Mardi-gris
Mardi-gris, Hervé Prudon, La table ronde, 2019 (Gallimard, 1978)....
Le brigadier Gourdon, flic raciste, prompt de la gâchette dès lors que le mec de l'autre côté de son arme est basané ou un peu foncé est abattu dans le parking de sa cité. Tout accuse Emile Rochette, jeune marginal bien connu des services de police et notamment du commissaire Loiseau chargé de retrouver le tueur de Gourdon. Rochette fuit avec René son pote. Il part se mettre au vert dans une communauté dans le Cantal.
Remarques liminaires : ce roman noir a été écrit en 1978, c'est le premier de l'auteur Hervé Prudon, journaliste, né en 1950 et décédé en 2017.
Ce qui surprend, agréablement il va sans dire, c'est d'abord le style. Familier, oralisé, qui vaut quelques phrases exquises : "Elle savait que Rochette avait une tête fragile. Il pouvait rester des heures entières sans rien dire. Elle le regardait et pouvait entendre grincer tous les ressorts dans sa tête. Un ressort avait pu lâcher." (p.171) Les idées et trouvailles d'Hervé Prudon sont au service de son histoire noire et désespérée. 1978, la fin des années de reconstruction, de plein emploi. Les chocs pétroliers sont passés par là, la crise pointe le bout de son nez, l'exode des ruraux vers les villes pour s'entasser dans des HLM construites à la va-vite, les hippies sont fatigués et le "No future" des punks débarque. Rochette est le symbole de cette société qui croit de moins en moins en l'avenir. Il a, à quelques chose près, l'âge de l'auteur.
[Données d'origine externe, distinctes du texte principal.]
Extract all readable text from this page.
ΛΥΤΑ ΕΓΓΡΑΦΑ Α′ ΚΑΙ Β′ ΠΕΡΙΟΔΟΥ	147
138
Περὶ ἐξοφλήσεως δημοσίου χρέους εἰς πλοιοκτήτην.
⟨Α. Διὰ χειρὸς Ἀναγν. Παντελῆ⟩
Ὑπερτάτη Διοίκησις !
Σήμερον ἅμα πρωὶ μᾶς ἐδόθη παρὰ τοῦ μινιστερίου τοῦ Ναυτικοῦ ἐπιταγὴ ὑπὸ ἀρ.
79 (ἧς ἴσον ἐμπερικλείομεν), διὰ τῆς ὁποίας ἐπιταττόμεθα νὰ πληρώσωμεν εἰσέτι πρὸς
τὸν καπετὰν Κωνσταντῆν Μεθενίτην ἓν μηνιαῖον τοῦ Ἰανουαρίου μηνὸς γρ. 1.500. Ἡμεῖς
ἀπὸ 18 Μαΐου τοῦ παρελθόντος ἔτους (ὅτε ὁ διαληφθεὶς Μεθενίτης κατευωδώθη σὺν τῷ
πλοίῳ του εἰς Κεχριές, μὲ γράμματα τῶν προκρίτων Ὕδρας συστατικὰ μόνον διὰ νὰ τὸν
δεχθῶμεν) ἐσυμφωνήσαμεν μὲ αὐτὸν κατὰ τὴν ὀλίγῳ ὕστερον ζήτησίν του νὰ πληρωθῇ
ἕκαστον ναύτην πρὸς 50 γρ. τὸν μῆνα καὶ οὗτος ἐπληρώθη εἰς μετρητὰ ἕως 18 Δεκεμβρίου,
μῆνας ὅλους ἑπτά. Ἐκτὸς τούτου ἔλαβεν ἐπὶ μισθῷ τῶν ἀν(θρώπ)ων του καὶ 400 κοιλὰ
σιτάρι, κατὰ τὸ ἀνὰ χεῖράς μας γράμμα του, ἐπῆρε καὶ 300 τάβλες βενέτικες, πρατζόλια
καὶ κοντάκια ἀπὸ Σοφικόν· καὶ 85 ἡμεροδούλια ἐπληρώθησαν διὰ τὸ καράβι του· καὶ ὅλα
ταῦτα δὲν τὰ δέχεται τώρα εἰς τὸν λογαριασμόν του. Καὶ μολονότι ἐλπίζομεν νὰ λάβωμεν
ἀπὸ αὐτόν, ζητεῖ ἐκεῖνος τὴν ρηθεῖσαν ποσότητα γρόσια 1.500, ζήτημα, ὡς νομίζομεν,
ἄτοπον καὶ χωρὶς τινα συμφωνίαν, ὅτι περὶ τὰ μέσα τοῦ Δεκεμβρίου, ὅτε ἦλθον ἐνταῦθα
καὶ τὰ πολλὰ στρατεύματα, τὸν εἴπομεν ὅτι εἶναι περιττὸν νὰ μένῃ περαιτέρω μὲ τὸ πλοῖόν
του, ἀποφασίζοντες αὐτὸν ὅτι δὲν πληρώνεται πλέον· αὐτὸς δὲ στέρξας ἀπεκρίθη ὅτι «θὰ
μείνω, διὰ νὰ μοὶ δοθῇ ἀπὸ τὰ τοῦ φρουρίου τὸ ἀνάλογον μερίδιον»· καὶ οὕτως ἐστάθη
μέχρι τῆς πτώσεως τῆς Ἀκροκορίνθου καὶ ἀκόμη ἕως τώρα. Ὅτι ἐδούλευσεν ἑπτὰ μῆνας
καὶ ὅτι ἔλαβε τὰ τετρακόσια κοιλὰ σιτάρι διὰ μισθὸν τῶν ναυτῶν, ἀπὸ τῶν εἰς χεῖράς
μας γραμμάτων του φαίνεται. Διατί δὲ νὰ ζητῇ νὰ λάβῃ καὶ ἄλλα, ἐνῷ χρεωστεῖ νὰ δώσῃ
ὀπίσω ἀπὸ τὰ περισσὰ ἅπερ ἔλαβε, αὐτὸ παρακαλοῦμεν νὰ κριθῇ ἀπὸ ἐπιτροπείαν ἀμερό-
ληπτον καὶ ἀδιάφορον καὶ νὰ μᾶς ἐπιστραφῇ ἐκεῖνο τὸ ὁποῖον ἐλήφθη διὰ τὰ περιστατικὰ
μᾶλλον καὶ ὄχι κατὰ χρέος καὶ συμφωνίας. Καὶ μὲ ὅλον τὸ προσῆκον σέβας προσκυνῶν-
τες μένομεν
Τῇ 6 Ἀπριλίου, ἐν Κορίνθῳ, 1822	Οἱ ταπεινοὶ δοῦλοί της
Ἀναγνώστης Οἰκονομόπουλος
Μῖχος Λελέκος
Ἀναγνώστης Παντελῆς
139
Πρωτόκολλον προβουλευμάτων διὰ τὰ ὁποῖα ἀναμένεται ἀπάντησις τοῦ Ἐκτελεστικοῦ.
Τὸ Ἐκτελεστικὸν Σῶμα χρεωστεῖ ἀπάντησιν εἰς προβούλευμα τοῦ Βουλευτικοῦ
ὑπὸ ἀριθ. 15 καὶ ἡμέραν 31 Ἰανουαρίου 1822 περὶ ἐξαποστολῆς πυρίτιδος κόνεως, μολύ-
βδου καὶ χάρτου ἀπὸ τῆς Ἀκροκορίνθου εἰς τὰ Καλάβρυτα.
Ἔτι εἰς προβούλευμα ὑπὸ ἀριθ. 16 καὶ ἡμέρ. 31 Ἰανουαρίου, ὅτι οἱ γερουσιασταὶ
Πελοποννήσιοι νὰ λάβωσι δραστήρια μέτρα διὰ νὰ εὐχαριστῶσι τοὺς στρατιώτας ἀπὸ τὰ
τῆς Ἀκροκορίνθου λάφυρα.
C'est donc du noir, de l'espoir broyé dans la réalité ; tout cela, parfois un peu long, mais mis en mots dans un style qui claque, qui n'a absolument pas vieilli. Ce bouquin aurait pu être écrit et installé dans notre époque, à quelques détails près. Je ne connaissais pas Hervé Prudon, c'est une très belle idée que de rééditer ses ouvrages (dans la même collection, deux autres titres : Banquise et La langue chienne) surtout s'ils sont aussi bons qu'icelui.
Titre reçu gracieusement grâce à la Librairie Dialogues et ses Dialogues croisés.